Science on Display Puzzles
A visit to the Science Center at Puget Sound is essentially a treasure hunt for creative demonstrations and artistic representations of the principles of science, mathematics, and technology. Not only are those principles embodied in larger-than-life, featured displays, but they are also tucked away in corners of hallways and camouflaged in the floor tiles. Once renovated each story of Thompson Hall will house a unique puzzle conceived and designed by Puget Sound faculty members for visitors to find and unravel.
On the Floor
Running along the wall, built into the floor tile pattern, the geology department has designed a timeline measuring Earth’s significant geological events from the birth of the planet to the present, highlighting each age and era in between. On the second floor, running the length of all three Thompson Hall wings, the biology department has created a color-coded representation of a DNA sequence, assigning each amino acid its own color. Faculty members in the math department have converted the constant Pi into binary code, their tile representation bordering the third floor wings of Thompson Hall.
In the Corners
Visitors to the upper-level rooms and wings of Thompson Hall will be met with two additional Science on Display puzzles. The chemistry department has created symmetry character tables. These tables demonstrate how a particular shape (square, sphere, etc.) behaves as it is acted upon (rotated, enlarged, etc.) Also look for a Greco-Latin Square from the math department. This is a pattern (traditionally represented by the letters of the Latin and Greek alphabets) where only one element of each type is allowed in each row and column, and each pair of elements is only allowed once in each square. For example, here is a 3-by-3 Greco-Latin Square using capital and lower case letters as the two “alphabets”:
Aa Bb Cc
Bc Ca Ab
Cb Ac Ba
Exterior Facade of Harned Hall
Guests of the Science Center at Puget Sound who enter the main lobby of Harned Hall from Union Avenue are witnesses to the remarkable care given to each detail of the building’s design, down to the cement panels embedded into the building’s front facade.
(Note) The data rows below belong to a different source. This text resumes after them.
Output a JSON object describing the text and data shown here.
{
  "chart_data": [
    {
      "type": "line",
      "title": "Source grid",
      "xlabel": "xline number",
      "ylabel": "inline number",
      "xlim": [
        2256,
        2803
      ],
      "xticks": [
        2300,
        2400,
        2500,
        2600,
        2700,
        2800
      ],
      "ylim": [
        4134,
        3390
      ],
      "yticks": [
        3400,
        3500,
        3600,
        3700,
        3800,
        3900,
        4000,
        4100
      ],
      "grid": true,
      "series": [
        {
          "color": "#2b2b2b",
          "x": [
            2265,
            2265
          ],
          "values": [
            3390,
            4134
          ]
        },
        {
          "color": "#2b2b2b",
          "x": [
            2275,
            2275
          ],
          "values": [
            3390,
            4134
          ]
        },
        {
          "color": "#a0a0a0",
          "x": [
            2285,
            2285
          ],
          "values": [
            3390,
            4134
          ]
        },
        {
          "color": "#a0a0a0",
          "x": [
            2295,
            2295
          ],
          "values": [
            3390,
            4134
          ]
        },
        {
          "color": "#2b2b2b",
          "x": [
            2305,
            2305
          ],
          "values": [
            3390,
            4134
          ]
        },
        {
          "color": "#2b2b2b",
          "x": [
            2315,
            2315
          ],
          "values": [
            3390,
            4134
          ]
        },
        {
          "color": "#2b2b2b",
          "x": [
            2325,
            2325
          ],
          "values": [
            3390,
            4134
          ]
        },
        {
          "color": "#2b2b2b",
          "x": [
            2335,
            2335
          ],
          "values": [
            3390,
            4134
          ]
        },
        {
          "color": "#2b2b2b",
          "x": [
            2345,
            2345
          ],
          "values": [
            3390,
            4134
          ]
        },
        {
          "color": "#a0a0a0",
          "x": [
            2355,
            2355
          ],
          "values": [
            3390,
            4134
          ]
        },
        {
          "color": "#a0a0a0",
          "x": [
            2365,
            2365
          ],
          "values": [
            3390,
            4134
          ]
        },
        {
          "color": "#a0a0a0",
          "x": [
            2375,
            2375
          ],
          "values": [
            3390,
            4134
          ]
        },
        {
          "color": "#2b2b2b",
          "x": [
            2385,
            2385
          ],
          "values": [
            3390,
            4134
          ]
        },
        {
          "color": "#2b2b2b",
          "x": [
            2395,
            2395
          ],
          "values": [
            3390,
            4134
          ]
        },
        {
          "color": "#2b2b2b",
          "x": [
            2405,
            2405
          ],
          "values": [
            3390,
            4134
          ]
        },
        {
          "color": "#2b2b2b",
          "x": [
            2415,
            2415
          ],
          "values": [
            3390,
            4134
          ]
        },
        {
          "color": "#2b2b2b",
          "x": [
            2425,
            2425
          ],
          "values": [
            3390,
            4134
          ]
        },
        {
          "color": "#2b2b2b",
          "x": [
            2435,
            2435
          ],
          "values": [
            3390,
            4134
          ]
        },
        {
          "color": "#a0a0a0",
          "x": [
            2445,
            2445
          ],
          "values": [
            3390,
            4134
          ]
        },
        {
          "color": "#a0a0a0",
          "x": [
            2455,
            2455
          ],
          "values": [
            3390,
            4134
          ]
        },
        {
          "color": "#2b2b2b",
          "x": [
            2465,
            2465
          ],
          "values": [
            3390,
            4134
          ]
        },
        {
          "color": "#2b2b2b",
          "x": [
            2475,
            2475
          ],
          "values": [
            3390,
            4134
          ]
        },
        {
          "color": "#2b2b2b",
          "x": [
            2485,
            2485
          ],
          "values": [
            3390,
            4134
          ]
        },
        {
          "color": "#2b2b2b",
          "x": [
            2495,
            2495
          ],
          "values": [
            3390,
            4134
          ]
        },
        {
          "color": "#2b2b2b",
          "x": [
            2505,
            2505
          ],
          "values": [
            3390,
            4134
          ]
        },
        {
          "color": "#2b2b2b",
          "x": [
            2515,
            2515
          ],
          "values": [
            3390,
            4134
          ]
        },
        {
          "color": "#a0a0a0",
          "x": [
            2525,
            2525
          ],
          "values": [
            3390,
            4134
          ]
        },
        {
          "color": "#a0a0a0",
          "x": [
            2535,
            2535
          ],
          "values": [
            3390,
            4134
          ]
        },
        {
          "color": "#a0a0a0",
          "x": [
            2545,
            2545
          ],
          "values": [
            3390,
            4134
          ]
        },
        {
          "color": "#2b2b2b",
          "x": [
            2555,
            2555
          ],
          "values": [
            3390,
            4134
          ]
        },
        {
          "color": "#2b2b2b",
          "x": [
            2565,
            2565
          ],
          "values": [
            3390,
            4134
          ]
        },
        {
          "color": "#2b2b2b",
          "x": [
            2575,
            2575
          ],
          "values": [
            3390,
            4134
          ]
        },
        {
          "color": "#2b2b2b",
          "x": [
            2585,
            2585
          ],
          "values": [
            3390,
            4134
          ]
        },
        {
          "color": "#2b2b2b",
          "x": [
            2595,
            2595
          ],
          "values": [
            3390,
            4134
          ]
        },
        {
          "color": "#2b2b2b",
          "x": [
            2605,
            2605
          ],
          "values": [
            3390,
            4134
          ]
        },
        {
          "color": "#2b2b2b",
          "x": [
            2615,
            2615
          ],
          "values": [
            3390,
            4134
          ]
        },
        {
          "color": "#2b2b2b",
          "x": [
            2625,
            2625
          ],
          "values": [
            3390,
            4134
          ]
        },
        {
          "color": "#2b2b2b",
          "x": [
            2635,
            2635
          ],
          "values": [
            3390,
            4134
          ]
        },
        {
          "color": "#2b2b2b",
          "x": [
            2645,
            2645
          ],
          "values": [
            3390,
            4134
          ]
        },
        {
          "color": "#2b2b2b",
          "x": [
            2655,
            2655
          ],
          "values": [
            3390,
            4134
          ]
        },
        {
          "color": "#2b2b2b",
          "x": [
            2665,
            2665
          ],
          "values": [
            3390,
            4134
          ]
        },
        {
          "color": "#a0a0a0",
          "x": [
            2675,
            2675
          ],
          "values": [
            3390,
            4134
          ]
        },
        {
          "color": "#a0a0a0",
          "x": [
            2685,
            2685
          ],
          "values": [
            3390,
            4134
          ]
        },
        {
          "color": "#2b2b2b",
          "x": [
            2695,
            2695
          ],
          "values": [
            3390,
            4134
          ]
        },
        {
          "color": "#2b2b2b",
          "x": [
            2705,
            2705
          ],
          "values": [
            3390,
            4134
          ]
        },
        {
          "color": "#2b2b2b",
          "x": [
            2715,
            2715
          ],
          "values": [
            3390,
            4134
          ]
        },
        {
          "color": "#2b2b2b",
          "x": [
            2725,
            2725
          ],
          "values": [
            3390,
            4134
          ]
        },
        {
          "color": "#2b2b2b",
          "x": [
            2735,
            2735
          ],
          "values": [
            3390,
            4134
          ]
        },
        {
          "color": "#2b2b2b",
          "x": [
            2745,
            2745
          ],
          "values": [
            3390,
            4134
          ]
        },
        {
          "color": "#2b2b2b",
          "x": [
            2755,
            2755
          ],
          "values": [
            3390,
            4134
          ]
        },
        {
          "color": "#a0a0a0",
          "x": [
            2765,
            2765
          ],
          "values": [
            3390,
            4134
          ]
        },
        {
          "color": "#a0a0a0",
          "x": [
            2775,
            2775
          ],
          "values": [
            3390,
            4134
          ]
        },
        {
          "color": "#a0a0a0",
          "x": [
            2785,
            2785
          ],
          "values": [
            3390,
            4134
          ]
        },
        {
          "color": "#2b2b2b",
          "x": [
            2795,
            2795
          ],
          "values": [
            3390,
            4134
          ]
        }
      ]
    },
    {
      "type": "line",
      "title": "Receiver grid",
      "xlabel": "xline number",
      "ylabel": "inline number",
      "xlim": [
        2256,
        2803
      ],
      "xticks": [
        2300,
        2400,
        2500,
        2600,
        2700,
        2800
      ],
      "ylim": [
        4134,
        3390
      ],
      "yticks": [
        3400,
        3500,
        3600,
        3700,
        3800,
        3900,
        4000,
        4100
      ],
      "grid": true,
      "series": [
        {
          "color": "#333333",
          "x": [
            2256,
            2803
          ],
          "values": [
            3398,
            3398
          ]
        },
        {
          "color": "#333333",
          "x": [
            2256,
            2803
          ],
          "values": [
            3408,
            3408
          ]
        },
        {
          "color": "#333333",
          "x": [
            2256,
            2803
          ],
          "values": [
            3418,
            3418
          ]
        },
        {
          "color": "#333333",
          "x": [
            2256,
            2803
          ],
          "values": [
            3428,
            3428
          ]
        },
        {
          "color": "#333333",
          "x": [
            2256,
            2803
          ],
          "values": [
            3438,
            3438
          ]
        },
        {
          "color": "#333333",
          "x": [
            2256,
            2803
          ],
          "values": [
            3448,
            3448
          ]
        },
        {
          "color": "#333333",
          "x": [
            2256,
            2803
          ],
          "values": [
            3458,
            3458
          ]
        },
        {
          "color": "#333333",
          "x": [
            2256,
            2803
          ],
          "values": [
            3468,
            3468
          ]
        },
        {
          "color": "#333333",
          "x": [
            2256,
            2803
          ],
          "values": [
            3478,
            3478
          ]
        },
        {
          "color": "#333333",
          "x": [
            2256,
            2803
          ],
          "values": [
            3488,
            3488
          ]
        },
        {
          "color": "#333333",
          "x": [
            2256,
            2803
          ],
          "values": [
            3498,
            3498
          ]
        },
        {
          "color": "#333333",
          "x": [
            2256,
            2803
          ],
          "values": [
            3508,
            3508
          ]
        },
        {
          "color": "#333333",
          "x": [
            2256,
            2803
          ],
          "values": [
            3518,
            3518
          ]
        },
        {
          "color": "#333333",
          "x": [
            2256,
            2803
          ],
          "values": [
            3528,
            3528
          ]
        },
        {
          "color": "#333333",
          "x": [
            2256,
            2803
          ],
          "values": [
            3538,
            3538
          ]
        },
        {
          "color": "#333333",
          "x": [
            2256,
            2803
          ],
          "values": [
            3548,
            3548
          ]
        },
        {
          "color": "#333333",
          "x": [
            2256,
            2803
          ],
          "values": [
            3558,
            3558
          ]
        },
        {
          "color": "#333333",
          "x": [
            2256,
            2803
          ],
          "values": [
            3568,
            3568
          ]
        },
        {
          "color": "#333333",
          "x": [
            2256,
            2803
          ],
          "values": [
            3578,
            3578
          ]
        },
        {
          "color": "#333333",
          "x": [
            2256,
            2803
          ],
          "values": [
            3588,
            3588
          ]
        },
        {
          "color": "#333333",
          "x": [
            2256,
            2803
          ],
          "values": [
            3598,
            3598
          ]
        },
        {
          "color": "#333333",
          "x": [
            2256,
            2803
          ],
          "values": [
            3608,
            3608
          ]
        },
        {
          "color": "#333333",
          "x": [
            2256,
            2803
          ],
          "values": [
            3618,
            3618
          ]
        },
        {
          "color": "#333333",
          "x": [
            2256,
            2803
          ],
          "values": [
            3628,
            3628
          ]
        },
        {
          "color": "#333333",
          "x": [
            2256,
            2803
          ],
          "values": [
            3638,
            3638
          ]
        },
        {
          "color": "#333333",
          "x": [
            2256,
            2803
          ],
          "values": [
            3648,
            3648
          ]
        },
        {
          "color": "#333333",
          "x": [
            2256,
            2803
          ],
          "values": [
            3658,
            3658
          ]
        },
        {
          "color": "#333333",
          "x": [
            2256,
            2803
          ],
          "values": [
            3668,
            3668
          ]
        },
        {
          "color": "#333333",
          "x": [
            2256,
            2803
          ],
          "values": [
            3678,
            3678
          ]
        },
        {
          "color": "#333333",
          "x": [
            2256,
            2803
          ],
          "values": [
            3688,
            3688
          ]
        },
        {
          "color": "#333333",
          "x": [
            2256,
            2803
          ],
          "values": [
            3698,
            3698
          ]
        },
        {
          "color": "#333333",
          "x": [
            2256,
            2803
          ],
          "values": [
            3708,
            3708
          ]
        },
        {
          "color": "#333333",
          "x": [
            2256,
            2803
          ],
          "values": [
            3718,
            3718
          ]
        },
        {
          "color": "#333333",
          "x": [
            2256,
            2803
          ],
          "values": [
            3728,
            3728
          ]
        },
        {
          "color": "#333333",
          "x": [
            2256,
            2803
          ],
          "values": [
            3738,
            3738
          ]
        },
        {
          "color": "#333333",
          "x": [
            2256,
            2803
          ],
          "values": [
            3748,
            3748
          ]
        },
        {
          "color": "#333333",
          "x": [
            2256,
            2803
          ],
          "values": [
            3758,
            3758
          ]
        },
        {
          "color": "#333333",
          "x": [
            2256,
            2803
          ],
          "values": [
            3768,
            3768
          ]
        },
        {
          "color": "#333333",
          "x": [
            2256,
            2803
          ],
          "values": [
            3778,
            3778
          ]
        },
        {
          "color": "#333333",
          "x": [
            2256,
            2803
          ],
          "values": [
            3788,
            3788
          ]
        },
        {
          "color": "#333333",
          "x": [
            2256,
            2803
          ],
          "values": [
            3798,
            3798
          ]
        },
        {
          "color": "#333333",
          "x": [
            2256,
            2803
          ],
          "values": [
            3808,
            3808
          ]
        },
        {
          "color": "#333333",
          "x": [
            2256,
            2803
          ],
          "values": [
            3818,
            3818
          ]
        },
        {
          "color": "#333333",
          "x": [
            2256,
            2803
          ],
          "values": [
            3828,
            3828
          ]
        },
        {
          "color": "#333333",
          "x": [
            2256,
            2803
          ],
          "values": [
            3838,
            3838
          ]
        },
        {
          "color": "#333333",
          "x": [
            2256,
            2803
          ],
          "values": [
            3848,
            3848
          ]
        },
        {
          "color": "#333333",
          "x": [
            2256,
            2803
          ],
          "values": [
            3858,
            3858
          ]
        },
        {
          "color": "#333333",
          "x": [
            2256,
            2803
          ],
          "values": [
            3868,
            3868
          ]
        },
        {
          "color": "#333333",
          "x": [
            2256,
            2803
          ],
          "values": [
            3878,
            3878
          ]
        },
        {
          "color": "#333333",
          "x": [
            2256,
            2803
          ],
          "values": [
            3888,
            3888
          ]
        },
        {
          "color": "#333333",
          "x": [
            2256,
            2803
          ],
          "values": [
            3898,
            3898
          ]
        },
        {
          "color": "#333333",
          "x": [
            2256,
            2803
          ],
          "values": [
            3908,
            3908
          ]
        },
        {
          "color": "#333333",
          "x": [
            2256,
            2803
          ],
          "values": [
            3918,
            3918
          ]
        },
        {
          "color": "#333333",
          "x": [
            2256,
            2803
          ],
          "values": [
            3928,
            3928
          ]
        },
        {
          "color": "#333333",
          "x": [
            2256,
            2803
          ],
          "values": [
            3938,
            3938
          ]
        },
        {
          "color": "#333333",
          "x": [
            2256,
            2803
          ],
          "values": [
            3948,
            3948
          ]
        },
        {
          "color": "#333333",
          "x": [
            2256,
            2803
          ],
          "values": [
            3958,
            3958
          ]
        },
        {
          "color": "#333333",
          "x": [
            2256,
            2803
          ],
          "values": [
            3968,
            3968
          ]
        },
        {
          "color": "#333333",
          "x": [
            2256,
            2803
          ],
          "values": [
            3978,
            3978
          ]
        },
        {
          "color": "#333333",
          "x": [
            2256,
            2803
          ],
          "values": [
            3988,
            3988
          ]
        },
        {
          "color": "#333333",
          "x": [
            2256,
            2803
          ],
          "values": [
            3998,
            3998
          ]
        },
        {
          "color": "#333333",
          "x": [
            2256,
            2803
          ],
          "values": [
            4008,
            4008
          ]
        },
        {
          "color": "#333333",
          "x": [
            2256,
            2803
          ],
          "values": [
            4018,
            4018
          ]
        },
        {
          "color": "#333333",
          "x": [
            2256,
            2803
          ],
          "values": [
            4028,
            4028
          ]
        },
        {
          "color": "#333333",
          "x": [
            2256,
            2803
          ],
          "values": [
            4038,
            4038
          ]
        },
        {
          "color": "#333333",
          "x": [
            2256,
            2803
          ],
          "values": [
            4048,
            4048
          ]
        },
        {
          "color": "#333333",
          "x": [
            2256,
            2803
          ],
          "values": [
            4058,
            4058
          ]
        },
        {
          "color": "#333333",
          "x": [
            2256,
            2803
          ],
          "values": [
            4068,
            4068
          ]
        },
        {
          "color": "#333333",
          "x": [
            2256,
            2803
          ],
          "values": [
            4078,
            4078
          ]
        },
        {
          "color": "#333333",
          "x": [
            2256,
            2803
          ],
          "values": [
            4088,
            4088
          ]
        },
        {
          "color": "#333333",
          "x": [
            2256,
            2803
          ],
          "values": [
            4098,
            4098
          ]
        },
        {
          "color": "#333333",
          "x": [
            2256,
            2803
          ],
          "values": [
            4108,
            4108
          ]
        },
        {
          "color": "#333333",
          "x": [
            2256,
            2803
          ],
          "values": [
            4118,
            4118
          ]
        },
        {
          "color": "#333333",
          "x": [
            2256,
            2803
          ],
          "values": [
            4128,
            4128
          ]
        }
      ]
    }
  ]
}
The flat panels are cast with what look like the same design of rings and spheres. Actually, each panel is slightly different, as each is representative of one atom of a heavy element. Heavy elements, formed by the nucleosynthesis inside stars, are essential for the formation of planetary systems and the evolution of life. At the center of each panel is the element’s nucleus, surrounded by rings (showing the atom’s electron orbits) and spheres (electrons).
Framing the building's entrance are two curved cement panels cast with ancient and modern patterns. One is a Celtic image called the Tree of Life, a symbol significant in nearly every studied culture. With its roots reaching deep into the earth and its branches stretching toward the sky, the Tree of Life dwells in three realms—hell, earth, and heaven—and is a link between the past, present, and future. Trees have long been a symbol of the most basic life-giving force: a renewable source of sustenance, shelter, and fuel.
The second curved panel shows a spirograph. Amazingly, the pattern is created when the relative motion of Earth and Venus are charted, and is called the Dance of the Planets. Both curved panels are framed by the Greek Key, an ornamental design of arranged vertical an horizontal lines often seen in Classical art and architecture and, incredibly, a design very similar to the folding patterns of proteins.